To nest or not to nest, when and how much: representing intermediate results of graph pattern queries in MapReduce based processing

  • Authors:
  • Padmashree Ravindra;HyeongSik Kim;Kemafor Anyanwu

  • Affiliations:
  • North Carolina State University;North Carolina State University;North Carolina State University

  • Venue:
  • SWIM '12 Proceedings of the 4th International Workshop on Semantic Web Information Management
  • Year:
  • 2012

Quantified Score

Hi-index 0.00

Visualization

Abstract

Many queries on RDF datasets involve triple patterns whose properties are multi-valued. When processing such queries using flat data models and their associated algebras, intermediate results could contain a lot of redundancy. In the context of processing using MapReduce based platforms such as Hadoop, such redundancy could account for a non-trivial proportion of overall disk I/O, sorting and network data transfer costs. Further, when MapReduce workflows consist of multiple cycles as is typical when processing RDF graph pattern queries, these costs could compound over multiple cycles.
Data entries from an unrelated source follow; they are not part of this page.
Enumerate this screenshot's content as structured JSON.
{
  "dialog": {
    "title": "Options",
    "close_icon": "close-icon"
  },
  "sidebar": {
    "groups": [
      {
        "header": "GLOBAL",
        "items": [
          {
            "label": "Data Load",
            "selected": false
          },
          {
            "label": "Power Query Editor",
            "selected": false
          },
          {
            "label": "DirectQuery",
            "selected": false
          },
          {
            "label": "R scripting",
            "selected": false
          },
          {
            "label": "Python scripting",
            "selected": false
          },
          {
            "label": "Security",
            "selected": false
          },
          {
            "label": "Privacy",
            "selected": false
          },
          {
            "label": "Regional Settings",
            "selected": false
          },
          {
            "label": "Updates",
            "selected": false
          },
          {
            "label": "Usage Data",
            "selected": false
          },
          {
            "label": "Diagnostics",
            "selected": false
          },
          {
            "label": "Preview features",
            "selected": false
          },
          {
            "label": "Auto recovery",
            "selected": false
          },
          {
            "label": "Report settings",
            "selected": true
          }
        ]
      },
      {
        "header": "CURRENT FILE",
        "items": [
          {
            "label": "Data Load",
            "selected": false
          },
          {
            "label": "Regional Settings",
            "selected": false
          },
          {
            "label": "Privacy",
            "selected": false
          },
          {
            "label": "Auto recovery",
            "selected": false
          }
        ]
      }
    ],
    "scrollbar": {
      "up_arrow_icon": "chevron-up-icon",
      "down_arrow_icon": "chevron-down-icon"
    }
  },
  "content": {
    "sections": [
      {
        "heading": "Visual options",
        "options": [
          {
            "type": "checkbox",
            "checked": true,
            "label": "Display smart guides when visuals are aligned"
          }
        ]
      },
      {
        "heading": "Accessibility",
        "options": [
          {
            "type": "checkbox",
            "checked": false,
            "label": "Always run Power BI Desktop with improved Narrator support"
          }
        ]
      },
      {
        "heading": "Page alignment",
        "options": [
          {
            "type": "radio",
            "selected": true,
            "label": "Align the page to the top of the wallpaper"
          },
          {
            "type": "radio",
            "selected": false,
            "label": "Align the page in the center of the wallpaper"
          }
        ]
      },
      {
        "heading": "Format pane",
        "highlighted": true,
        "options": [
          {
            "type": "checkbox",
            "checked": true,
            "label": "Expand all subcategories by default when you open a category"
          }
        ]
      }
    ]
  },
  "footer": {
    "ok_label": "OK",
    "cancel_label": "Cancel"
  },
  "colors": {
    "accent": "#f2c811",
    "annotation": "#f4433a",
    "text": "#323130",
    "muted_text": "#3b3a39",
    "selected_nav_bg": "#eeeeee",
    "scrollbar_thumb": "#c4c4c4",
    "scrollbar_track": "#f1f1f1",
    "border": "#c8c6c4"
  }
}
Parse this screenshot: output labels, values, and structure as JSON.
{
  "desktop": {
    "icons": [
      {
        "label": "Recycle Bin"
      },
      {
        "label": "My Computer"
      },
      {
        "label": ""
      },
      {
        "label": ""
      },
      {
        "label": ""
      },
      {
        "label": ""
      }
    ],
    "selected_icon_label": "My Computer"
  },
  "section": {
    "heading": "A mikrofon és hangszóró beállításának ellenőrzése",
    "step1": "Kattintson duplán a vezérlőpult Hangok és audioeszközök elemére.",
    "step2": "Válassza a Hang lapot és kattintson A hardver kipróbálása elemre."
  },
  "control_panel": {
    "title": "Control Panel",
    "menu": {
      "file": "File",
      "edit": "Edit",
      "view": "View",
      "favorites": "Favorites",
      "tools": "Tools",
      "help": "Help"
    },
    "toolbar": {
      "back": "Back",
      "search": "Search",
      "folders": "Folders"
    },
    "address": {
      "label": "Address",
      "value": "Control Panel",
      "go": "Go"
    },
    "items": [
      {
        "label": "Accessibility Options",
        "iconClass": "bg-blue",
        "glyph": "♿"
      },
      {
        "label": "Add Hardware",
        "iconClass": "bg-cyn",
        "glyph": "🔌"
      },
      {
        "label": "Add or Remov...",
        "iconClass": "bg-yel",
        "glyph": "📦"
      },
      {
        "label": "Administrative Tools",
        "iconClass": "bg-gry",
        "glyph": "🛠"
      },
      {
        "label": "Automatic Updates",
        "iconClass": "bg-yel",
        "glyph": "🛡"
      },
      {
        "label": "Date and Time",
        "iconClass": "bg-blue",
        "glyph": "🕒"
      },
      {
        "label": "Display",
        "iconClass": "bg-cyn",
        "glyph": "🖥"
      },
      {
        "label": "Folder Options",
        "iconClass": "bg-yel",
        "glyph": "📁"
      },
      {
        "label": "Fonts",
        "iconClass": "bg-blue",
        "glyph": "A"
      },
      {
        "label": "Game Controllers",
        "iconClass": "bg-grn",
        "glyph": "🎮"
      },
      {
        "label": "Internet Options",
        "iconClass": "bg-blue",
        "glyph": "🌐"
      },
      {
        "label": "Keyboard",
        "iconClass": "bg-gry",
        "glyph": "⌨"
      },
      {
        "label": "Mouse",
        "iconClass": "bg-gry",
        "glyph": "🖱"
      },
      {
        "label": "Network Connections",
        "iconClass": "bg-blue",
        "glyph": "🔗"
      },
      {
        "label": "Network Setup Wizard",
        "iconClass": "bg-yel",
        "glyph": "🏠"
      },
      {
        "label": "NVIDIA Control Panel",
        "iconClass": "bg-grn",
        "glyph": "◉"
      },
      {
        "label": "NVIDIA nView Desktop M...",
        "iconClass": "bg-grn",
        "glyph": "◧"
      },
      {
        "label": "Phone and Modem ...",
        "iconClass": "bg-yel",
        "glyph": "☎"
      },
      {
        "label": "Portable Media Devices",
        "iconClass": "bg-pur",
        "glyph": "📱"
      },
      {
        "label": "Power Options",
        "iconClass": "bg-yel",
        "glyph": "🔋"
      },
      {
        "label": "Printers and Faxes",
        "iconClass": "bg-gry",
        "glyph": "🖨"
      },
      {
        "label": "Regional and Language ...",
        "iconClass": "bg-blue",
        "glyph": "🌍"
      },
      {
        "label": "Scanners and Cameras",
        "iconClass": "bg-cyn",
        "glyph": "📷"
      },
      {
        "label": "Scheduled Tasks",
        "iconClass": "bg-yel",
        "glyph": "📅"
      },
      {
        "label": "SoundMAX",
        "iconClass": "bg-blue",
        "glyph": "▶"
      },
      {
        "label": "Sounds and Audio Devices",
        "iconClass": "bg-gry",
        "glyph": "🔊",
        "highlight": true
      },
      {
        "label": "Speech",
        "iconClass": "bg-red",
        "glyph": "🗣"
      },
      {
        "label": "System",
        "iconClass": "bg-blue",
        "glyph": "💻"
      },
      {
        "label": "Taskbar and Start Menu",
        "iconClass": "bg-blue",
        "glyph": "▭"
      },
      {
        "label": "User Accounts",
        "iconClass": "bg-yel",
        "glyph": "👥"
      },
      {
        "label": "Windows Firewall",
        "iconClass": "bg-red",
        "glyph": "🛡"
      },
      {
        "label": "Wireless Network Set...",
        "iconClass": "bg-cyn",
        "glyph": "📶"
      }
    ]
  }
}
However, it may be possible to avoid such overhead if nested data models and algebras are used. In this short paper, we present some on-going research into the use of a nested TripleGroup data model and Algebra (NTGA) for MapReduce based RDF graph processing. The NTGA operators fully subscribe to the NTG data model. This is in contrast to systems such as Pig where the data model supports some nesting but the algebra is primarily tuple based (requiring the flattening of nested objects before other operators can be applied). This full subscription to the nested data model by NTGA also enables support for different unnesting strategies including delayed and partial unnesting. We present a preliminary evaluation of these strategies for efficient management of multi-valued properties while processing graph pattern queries in Apache Pig.